映画評「ペーパー・ムーン」

☆☆☆☆★(9点/10点満点中)
1973年アメリカ映画 監督ピーター・ボグダノヴィッチ
ネタバレあり

70年代前半絶好調だったピーター・ボグダノヴィッチの秀作。31年前映画館で見て以来の再鑑賞となる。

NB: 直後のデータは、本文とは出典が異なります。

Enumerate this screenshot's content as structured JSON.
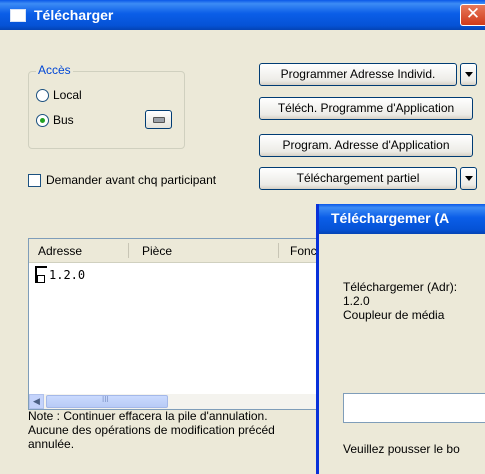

聖書販売で詐欺を働いているライアン・オニールが自分も関係していた商売女の娘テータム・オニール9歳を伯母の家に届ける羽目になるが、この少女が彼をはるかに上回る知恵の持ち主で道中随分助けられることになるのだが、密造酒を騙し売った相手に逆襲されて全額を奪われた挙句に叩きのめされた後やっと親戚の家にたどり着く。が、少女は父親かもしれない詐欺師と離れがたく追いかけてくる。

という人情コメディーで、まず詐欺師のテクニックが面白い。二人の微妙な関係や9歳の子供にしてはませた言動が実に楽しく、それをまた実の父娘が演じているあたりが味となっていて大いに結構で、ボクダノヴィッチの人情味醸成が断然優秀。

父親のライアンは彼にしては珍しいほどの好演だが、テータムは映画初出演にしてこの演技。80年前後にハイティーン女優として抜群の人気を誇ったが近年ご無沙汰なのが寂しい限りである。